The structure of the Tea Houses constructions is entirely free, although they all attempt to get down to the basics of construction and materials. They all explore the most ancient techniques to find elegance and grace in Architecture. For instance, the Too High Tea House is made with only three massive logs, the minimum number of structural elements to create a stable construction. The logs are the foundation and the staircase, the space partitions, and the holder of the roof in this house.

Besides, Fujimori uses traditional methods to shape wood, such as Yakisugi technic2, and places a high value on the use of local handicrafts for his projects. Whereas traditional cedar wood is used for his yakisugi work in Japan, for his Stork House in Austria, he used locally sourced oak trees as his primary material. It’s a stimulating look at the possibilities and importance of natural materials.

We have selected two interesting paragraphs of the Article published by Luise Rellensmannin in Uncube Magazine that explains the nature of Terunobu Fujimori’s work and the Yakisugi technic.

1. “The image of Japanese architecture abroad is one shaped by the high-tech architecture, minimalism, and Metabolist urban structures created for the masses by internationally-known Japanese architects such as Toyo Ito, Tadao Ando, and Sou Fujimoto. However, there are also several architects standing at a national level is just as high as the Pritzker Prize-winners. Still, because of their unique, traditional Japanese style, their work is seldom known abroad.”

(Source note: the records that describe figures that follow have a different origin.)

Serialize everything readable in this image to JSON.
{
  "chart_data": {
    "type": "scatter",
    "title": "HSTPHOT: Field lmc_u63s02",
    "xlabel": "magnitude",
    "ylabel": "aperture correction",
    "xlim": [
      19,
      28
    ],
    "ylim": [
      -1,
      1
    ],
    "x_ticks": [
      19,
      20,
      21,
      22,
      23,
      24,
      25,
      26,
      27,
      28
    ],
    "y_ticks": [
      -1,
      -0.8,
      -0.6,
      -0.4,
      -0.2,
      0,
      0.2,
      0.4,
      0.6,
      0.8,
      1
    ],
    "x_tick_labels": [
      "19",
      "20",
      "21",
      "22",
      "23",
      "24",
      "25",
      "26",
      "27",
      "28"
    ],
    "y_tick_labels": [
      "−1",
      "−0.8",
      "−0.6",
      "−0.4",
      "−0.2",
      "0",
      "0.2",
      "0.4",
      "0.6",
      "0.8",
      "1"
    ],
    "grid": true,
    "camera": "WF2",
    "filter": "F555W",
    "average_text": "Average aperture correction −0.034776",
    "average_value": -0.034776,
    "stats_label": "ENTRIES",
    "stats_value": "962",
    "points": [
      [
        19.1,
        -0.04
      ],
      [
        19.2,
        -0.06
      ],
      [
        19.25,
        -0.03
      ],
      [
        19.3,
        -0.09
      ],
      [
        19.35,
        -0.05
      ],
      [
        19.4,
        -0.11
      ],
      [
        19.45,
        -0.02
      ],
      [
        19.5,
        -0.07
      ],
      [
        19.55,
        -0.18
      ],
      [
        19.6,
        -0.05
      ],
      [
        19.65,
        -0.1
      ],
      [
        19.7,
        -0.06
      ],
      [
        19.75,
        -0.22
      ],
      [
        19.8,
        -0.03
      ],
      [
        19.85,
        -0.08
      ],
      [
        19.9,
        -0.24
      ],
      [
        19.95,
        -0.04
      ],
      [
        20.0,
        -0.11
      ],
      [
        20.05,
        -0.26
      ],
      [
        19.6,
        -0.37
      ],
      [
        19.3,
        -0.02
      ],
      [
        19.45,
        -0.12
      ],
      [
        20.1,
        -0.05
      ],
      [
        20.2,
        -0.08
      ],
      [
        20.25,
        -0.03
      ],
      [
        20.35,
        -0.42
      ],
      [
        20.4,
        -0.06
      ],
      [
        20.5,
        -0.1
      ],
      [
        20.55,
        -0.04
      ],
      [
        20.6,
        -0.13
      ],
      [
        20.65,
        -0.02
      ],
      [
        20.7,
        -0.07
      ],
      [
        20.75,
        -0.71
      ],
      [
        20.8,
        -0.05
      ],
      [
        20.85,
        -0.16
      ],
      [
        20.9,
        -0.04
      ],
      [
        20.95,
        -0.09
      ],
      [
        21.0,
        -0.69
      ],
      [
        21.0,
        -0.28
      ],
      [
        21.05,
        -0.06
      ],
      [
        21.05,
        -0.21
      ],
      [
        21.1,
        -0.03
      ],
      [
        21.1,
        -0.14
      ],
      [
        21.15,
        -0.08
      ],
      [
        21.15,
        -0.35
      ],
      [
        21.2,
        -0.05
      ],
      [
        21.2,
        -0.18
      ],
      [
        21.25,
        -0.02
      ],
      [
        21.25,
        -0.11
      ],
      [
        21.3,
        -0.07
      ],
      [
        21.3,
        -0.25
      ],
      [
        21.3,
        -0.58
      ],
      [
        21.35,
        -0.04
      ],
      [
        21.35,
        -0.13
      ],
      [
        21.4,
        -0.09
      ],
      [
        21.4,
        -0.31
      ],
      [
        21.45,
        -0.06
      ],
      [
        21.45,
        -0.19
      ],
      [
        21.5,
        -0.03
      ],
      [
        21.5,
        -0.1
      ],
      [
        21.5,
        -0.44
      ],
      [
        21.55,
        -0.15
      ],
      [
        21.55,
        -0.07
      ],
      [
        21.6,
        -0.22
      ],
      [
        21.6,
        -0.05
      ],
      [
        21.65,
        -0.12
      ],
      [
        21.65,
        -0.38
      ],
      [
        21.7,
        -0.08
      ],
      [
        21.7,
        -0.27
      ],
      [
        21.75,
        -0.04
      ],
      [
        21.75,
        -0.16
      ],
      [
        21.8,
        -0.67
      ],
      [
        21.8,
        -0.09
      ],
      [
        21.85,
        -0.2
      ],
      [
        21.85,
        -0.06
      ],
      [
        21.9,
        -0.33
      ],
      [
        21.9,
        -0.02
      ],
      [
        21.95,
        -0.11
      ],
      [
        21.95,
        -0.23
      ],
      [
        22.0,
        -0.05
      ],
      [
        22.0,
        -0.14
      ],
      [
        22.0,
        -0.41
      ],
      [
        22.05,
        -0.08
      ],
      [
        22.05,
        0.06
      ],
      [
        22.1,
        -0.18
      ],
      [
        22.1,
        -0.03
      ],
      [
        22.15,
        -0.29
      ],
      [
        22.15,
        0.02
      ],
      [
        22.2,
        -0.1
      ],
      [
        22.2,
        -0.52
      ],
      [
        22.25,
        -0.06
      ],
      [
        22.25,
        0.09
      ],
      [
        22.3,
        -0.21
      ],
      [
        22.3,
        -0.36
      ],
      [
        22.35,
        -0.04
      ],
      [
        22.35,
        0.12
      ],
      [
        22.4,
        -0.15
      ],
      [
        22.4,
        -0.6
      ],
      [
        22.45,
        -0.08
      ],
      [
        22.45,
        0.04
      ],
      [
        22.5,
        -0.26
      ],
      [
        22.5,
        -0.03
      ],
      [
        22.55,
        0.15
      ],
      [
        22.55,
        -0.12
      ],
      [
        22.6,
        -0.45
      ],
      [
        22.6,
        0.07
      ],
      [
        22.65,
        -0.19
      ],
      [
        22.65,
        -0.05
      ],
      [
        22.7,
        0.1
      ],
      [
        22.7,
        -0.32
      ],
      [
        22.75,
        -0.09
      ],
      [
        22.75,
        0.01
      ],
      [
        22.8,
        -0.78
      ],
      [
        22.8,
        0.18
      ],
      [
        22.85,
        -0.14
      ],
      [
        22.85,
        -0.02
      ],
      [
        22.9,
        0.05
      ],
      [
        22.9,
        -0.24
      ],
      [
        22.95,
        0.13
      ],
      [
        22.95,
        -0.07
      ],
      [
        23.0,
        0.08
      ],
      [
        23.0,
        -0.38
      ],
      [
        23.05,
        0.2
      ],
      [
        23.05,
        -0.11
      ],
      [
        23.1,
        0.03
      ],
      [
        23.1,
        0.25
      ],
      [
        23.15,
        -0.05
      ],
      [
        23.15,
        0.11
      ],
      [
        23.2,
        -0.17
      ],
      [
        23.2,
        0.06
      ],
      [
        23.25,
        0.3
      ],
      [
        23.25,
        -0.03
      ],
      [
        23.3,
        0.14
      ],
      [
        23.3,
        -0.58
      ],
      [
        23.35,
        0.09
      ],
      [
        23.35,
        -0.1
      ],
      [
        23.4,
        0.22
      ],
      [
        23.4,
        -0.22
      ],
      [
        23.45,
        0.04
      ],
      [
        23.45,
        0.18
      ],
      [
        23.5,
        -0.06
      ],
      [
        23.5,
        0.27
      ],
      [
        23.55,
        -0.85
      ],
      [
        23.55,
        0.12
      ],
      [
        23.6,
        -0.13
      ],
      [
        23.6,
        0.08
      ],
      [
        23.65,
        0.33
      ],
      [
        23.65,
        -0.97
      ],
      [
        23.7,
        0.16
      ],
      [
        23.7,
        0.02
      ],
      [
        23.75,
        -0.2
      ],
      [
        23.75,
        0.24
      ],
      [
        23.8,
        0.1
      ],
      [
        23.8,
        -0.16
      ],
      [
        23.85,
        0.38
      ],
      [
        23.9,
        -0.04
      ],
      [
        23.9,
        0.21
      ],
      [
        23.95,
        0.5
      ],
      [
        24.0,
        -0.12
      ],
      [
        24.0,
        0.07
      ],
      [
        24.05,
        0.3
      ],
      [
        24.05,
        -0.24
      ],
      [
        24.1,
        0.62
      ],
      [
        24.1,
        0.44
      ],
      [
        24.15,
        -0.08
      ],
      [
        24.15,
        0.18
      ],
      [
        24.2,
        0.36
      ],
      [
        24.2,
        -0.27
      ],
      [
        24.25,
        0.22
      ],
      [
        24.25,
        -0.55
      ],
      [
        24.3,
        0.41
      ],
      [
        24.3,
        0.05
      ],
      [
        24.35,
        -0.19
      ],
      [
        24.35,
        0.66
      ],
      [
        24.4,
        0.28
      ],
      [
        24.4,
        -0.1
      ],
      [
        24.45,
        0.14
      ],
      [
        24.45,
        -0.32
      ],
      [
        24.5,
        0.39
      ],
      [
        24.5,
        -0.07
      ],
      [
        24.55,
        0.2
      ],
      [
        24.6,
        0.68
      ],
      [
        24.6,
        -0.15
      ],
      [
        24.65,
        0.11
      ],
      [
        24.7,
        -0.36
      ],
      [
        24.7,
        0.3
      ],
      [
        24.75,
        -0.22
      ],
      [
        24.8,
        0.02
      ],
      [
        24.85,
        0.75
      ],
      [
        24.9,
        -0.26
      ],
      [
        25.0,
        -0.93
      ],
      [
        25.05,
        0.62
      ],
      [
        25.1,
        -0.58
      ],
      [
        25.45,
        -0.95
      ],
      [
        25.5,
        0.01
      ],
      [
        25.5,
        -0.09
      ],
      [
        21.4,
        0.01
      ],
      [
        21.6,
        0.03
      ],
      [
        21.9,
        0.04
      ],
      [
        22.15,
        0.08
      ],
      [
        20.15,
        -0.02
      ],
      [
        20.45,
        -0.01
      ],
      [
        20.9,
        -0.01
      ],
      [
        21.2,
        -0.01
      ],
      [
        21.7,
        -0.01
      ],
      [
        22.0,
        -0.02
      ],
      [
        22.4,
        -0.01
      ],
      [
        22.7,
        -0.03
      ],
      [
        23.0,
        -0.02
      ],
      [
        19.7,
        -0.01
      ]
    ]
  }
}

2. “Yakisugi is a way of charring (yaki) wooden boards to preserve them against the natural elements in Japan’s humid climate. Traditionally, Japanese cedar (sugi) is used in the process, which results in a carbonized finish that is resistant to insects, rot, and, ironically, fire. A master of the technique, Fujimori, binds together three boards into a kind of chimney and starts a fire inside of it. Once the fire has spread along the entire length of the wood – about 10 minutes – it is quickly extinguished. Boards some two centimeters thick are charred, amazingly evenly down to about one centimeter. Fujimori has prepared boards up to eight meters in length using this method.”

Yakisugi method by Fujimori in Pictures explained in DWELL © Adam Friedberg.
  1. To begin the charring process, the newspaper that has been packed between the boards is set on fire.
  2. Fujimori uses a tool to coax the fire up the boards; this ensures an even charring of the wood.
  3. Once the fire is evenly distributed across the length of the board, it is merely a matter of patience.
  4. After seven minutes, the length of time it takes to produce the proper amount of char, the boards are separated.
  5. The craftsman pours water over the boards to halt the charring process.
  6. After the flames have been put out, the boards continue to crackle and smoke. Charring the boards properly requires a delicate balance between just enough burning but not too much.
  7. The primitive and painstaking process is said to protect wood against rain, rot, and insects for 80 years. It also gives the exteriors a reptilian texture that’s as striking as it is practical.

Traditional methods of YakiSugi

Japanese Trees Teahouses by Terunobu Fujimori Japanese-teahouses-trees-terunobu-fujimori-21

Teahouses in Trees Gallery

Japanese teahouses in trees  by Terunobu Fujimori Video

Beetle’s House – Terunobu Fujimori, Tokyo, Japan from the Victoria and Albert Museum

About Terunobu Fujimori

Born in 1946 in Nagano, Terunobu Fujimori is a leading historian of modern Japanese architecture. He completed his Doctorate of Architecture at the University of Tokyo in 1978. In 1991, Fujimori completed his first architectural work, the Jinchokan Moriya Historical Museum in Nagano Prefecture. Since then, he has created several original buildings offering continual surprises to the world of architecture.

His work is often characterized by humor, experimentation, the use of natural materials, and a break from traditional techniques. He gained widespread acclaim when he represented Japan at the 2006 Venice Architecture Biennale. He is currently an Associate Professor at the Institute of Industrial Science, Japan, and he develops projects through the Fujimori Lab at the University of Tokyo.